ENEM PPL 2016 - Alternativas para a diminuição do desperdício de alimentos no Brasil

Enviada em 15/04/2024

O Brasil é um dos dez países que mais desperdiçam comida em todo mundo, o que contradiz a Assembleia Constituinte de 1988, que estabelecia a alimentação como um fundamento básico e indispensável à dignidade humana.

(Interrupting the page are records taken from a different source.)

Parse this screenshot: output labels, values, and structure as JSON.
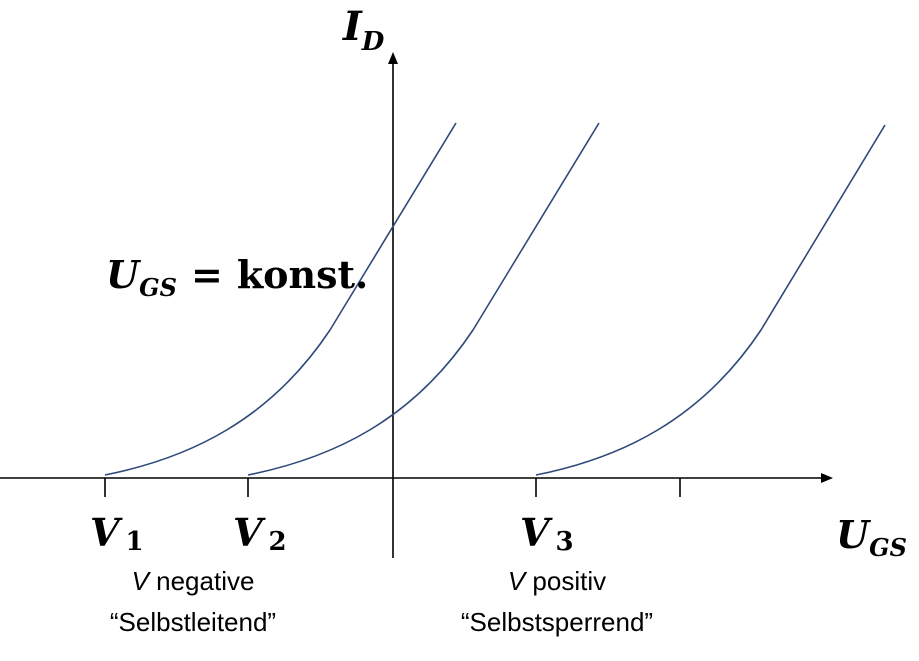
{
  "axes": {
    "y_label": "I",
    "y_label_sub": "D",
    "x_label": "U",
    "x_label_sub": "GS"
  },
  "annotation": {
    "var": "U",
    "var_sub": "GS",
    "equals": "=",
    "text": "konst."
  },
  "ticks": [
    {
      "label": "V",
      "sub": "1"
    },
    {
      "label": "V",
      "sub": "2"
    },
    {
      "label": "V",
      "sub": "3"
    }
  ],
  "captions": {
    "negative": {
      "v": "V",
      "word": " negative",
      "mode": "“Selbstleitend”"
    },
    "positive": {
      "v": "V",
      "word": " positiv",
      "mode": "“Selbstsperrend”"
    }
  },
  "colors": {
    "curve": "#2f4a7a",
    "axis": "#000000"
  }
}
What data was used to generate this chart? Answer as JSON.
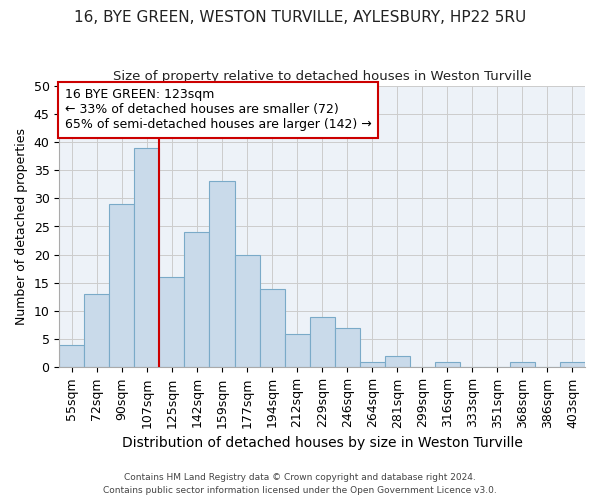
{
  "title1": "16, BYE GREEN, WESTON TURVILLE, AYLESBURY, HP22 5RU",
  "title2": "Size of property relative to detached houses in Weston Turville",
  "xlabel": "Distribution of detached houses by size in Weston Turville",
  "ylabel": "Number of detached properties",
  "bin_labels": [
    "55sqm",
    "72sqm",
    "90sqm",
    "107sqm",
    "125sqm",
    "142sqm",
    "159sqm",
    "177sqm",
    "194sqm",
    "212sqm",
    "229sqm",
    "246sqm",
    "264sqm",
    "281sqm",
    "299sqm",
    "316sqm",
    "333sqm",
    "351sqm",
    "368sqm",
    "386sqm",
    "403sqm"
  ],
  "bar_heights": [
    4,
    13,
    29,
    39,
    16,
    24,
    33,
    20,
    14,
    6,
    9,
    7,
    1,
    2,
    0,
    1,
    0,
    0,
    1,
    0,
    1
  ],
  "bar_color": "#c9daea",
  "bar_edge_color": "#7aaac8",
  "vline_color": "#cc0000",
  "vline_x_index": 4,
  "annotation_text": "16 BYE GREEN: 123sqm\n← 33% of detached houses are smaller (72)\n65% of semi-detached houses are larger (142) →",
  "annotation_box_color": "white",
  "annotation_box_edge": "#cc0000",
  "ylim": [
    0,
    50
  ],
  "yticks": [
    0,
    5,
    10,
    15,
    20,
    25,
    30,
    35,
    40,
    45,
    50
  ],
  "footer1": "Contains HM Land Registry data © Crown copyright and database right 2024.",
  "footer2": "Contains public sector information licensed under the Open Government Licence v3.0.",
  "grid_color": "#cccccc",
  "bg_color": "#edf2f8",
  "title1_fontsize": 11,
  "title2_fontsize": 9.5,
  "ylabel_fontsize": 9,
  "xlabel_fontsize": 10,
  "tick_fontsize": 9,
  "annot_fontsize": 9
}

Contudo, a crescente da fome no país – motivada pelo desperdício de comida – evidência que a sociedade torna o direito constitucional em uma utopia. No seguimento, há de se combater a cultura imprópria do desperdício, bem como a omissão do Estado.

A ocorrência da cultura imprópria do desperdício no país, veem desde a sua formação colonial exploratória e desigual que trouxe a ideia de que o excesso de alimento à mesa está ligado ao sucesso, motivando os brasileiros a produzir mais comida do que é capaz de consumir. Representando grave mazelas construída desde o século XVI, que poderia ser revertida em alimentação para milhões de indivíduos que passam fome, segundo o IBGE, Instituto Brasileiro de Geografia e Estatística. Nesse sentido, é incoerente que o descarte de comida seja a regra em uma nação majoritariamente pobre.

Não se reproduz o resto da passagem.